Local patriot John Boyle O’Reilly remembered 134 years after his death

 
By Sean Collins

Today, Saturday 10th August, 2024, marks the 134th anniversary of the death, at the age of 46, in Boston USA of the Fenian patriot and poet, local man John Boyle O’Reilly after whom both Boyle O’Reilly Terrace and O’Raghailligh’s GFC are named.  

At a meeting of Drogheda Corporation in March 1941, on the proposal of the then Mayor, Larry Walsh and seconded by Alderman Patrick Byrne, it was agreed that the 26 newly built houses at Gallows Lane would be named Boyle O’Reilly Terrace.

Mayor Walsh said O’Reilly was one of our greatest patriots, a poet, a native of nearby Dowth and a household name in Drogheda. The proposal was agreed unanimously.

His name was very much kept alive in the Drogheda area in the years since his passing by the late Peggy O’Reilly, and her husband Liam, Breeda Tuite, Sean O’ Greagoir, Seamas O’ Maitiu and Larry Grogan.

The Augustinian priest James Anderson, a native of Drogheda, visited O’Reilly in Boston before his untimely death in 1890 and unveiled the Boyle O’Reilly Memorial in Dowth Graveyard in 1903.

O’Reilly was born at Dowth Castle in 1844 where his Father David O’Reilly worked as a schoolteacher in the institute for widows and orphans established there by the Netterville family.

The John Boyle O’Reilly memorial at Dowth cemetery beside his birth place, Dowth Castle.

Educated by his father, the young O’Reilly at 11 years of age went to work at the Drogheda Argus on West Street, in the premises now occupied by Boyd’s Stores at 110-111 West Street.

O’Reilly moved to Preston in Lancashire in 1859 where he had an aunt and uncle to support him and went to work on the Preston Guardian newspaper but, in 1863, he returned to Ireland and joined the Huzzars, a British regiment based in Dundalk.

It is believed that it was at this time that O’Reilly first joined the Fenian movement.
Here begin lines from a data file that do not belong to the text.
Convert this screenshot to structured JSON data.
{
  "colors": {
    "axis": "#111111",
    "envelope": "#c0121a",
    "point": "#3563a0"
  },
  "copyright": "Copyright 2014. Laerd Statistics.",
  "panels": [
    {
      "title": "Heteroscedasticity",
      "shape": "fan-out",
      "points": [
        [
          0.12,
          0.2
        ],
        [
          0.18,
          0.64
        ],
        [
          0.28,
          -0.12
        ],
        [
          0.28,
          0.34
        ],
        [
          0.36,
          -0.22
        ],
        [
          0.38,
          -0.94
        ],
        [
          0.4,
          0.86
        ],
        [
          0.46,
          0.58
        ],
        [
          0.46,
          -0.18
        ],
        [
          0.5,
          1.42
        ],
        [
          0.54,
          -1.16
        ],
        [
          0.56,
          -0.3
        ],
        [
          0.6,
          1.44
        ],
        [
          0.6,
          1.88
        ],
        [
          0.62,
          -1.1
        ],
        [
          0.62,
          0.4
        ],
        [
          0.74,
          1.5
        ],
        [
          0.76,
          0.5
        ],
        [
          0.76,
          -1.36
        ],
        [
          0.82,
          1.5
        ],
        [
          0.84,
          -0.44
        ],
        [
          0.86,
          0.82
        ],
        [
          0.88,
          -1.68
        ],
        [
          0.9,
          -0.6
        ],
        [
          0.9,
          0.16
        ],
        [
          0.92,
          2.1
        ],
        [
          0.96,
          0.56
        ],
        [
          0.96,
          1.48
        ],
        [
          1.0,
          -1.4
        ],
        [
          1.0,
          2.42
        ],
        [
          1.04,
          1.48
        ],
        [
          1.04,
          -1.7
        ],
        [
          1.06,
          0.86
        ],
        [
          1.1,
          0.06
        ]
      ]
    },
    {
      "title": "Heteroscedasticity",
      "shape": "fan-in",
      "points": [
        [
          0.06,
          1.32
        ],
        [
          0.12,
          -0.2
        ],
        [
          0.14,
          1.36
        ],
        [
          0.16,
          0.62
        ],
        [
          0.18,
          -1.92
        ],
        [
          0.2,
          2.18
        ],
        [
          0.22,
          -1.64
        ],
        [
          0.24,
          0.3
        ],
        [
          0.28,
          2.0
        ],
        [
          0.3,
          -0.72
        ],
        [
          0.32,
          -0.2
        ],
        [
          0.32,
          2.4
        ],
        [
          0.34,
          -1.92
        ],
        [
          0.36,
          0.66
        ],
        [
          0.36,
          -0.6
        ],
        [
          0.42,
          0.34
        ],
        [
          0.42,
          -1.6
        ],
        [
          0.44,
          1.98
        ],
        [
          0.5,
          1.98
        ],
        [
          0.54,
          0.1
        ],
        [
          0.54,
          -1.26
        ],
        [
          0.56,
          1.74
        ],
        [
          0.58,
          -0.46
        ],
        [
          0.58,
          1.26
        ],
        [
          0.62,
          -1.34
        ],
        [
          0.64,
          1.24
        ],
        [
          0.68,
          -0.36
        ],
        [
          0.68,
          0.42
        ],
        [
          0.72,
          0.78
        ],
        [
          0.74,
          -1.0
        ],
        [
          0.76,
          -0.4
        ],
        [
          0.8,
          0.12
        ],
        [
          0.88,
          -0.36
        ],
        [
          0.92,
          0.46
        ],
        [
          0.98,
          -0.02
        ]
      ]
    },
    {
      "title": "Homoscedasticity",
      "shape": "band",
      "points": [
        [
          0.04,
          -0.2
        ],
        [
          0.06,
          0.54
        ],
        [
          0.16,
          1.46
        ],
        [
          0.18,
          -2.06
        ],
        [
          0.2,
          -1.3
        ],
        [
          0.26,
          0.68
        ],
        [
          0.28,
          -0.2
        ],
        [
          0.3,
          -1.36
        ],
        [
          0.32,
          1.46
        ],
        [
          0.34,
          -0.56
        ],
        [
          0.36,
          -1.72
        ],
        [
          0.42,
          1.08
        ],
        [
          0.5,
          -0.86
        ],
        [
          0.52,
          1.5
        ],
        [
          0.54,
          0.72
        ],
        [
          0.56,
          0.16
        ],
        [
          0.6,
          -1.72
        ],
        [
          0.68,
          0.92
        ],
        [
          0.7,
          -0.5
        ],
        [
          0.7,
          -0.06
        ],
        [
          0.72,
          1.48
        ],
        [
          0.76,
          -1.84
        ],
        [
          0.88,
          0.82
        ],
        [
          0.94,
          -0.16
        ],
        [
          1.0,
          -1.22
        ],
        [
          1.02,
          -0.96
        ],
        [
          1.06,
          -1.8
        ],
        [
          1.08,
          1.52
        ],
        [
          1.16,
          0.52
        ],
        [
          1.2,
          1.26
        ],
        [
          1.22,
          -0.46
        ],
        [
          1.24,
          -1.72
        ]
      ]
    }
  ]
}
Although there is the suggestion that he first became influenced while working at the Drogheda Argus which would in the 1860s prove itself to be a hot bed of Fenianism.
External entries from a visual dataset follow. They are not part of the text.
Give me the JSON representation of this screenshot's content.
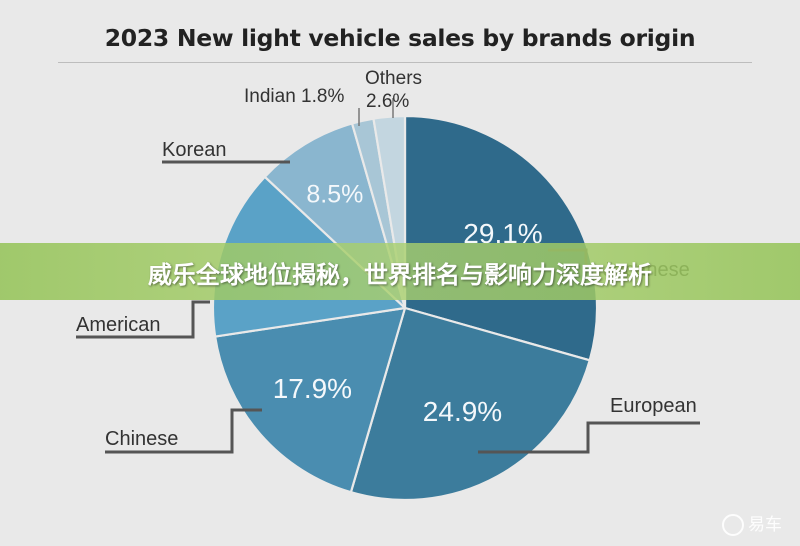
{
  "chart_data": {
    "type": "pie",
    "title": "2023 New light vehicle sales by brands origin",
    "slices": [
      {
        "label": "Japanese",
        "value": 29.1,
        "value_label": "29.1%",
        "color": "#2f6a8b"
      },
      {
        "label": "European",
        "value": 24.9,
        "value_label": "24.9%",
        "color": "#3c7c9c"
      },
      {
        "label": "Chinese",
        "value": 17.9,
        "value_label": "17.9%",
        "color": "#4a8db0"
      },
      {
        "label": "American",
        "value": 14.2,
        "value_label": "",
        "color": "#5aa2c7"
      },
      {
        "label": "Korean",
        "value": 8.5,
        "value_label": "8.5%",
        "color": "#8ab6cf"
      },
      {
        "label": "Indian",
        "value": 1.8,
        "value_label": "Indian 1.8%",
        "color": "#a8c6d6"
      },
      {
        "label": "Others",
        "value": 2.6,
        "value_label": "2.6%",
        "color": "#c3d6e0"
      }
    ]
  },
  "banner": {
    "text": "威乐全球地位揭秘，世界排名与影响力深度解析"
  },
  "watermark": {
    "text": "易车"
  }
}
At the behest of the Fenian leader John Devoy, O’Reilly began recruiting Irishmen in the army to join the Fenian Brotherhood. His activities were uncovered on the word of an informer and O’Reilly was convicted of treason imprisoned and later deported to Bunbury Prison in Australia for life.

He was transported aboard the “Hougomont”, the last ship to transport Fenian prisoners to Australia.

After two years  in prison O’Reilly managed, with the help of a Cavan priest, Fr. Eugene McCabe, to escape aboard an American whaling ship the ‘Gazelle’ first to England and then to Boston USA.

John Boyle O’Reilly at work in the office of the Boston Pilot.

In Boston O’Reilly continued to support the Fenian cause and reported on the Fenian Raids into Canada. In 1870 he joined the staff of the Boston Pilot, the most important Irish-American newspaper of the time.

He later became editor and subsequently owner of the Boston Pilot.

Parallel with his journalistic career he had collections of poetry and other literary works published. He helped John Devoy with the planning of the Catalpa Rescue, liberating the last Fenian prisoners from Australia.

The O’Raghallaigh’s GFC is named after John Boyle O’Reilly.